A 150 metros do Palácio do Freixo, no Porto, a Quinta de Villar D’Allen pertence à mesma família desde 1839, quando John Allen — um comerciante inglês ligado ao vinho do Porto — a comprou em leilão público.
Quase 200 anos depois, os descendentes dos Allen ainda guiam as visitas, partilhando histórias da família e da propriedade com quem passa pelos cinco jardins e pela casa principal.
É classificada como Edifício de Interesse Público, e justifica a classificação.
O jardim que foi o primeiro do género em Portugal
O jardim geométrico, à frente da casa principal, é o mais antigo e o mais formal da propriedade: buxos recortados, canteiros floridos e um lago com repuxo.

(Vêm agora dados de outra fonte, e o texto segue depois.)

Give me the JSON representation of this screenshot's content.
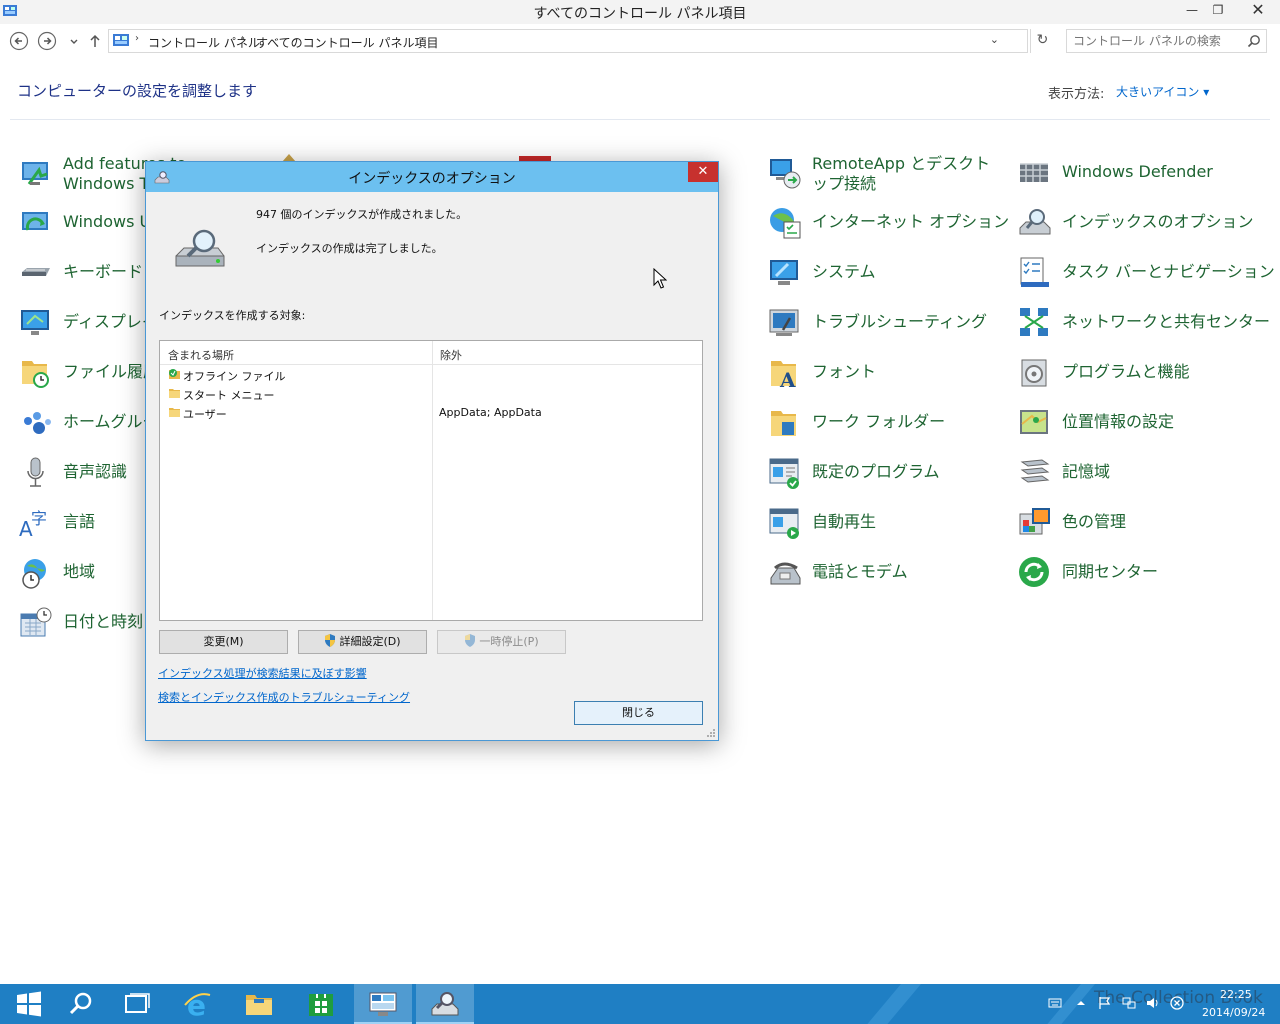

Foi o primeiro jardim construído em Portugal ao estilo romântico, inspirado nos modelos ingleses — um detalhe que o coloca num lugar específico na história da jardinagem portuguesa.
O jardim paisagista, a norte da casa, foi criado por Alfredo Allen — filho de John Allen e Visconde de Villar D’Allen — com caminhos sinuosos, falsas ruínas e espécies vegetais exóticas.
Foi este Alfredo que introduziu em Portugal algumas plantas raras, entre as quais as famosas camélias de Villar D’Allen — variedades que vieram do estrangeiro e que a quinta foi desenvolvendo e preservando ao longo de gerações.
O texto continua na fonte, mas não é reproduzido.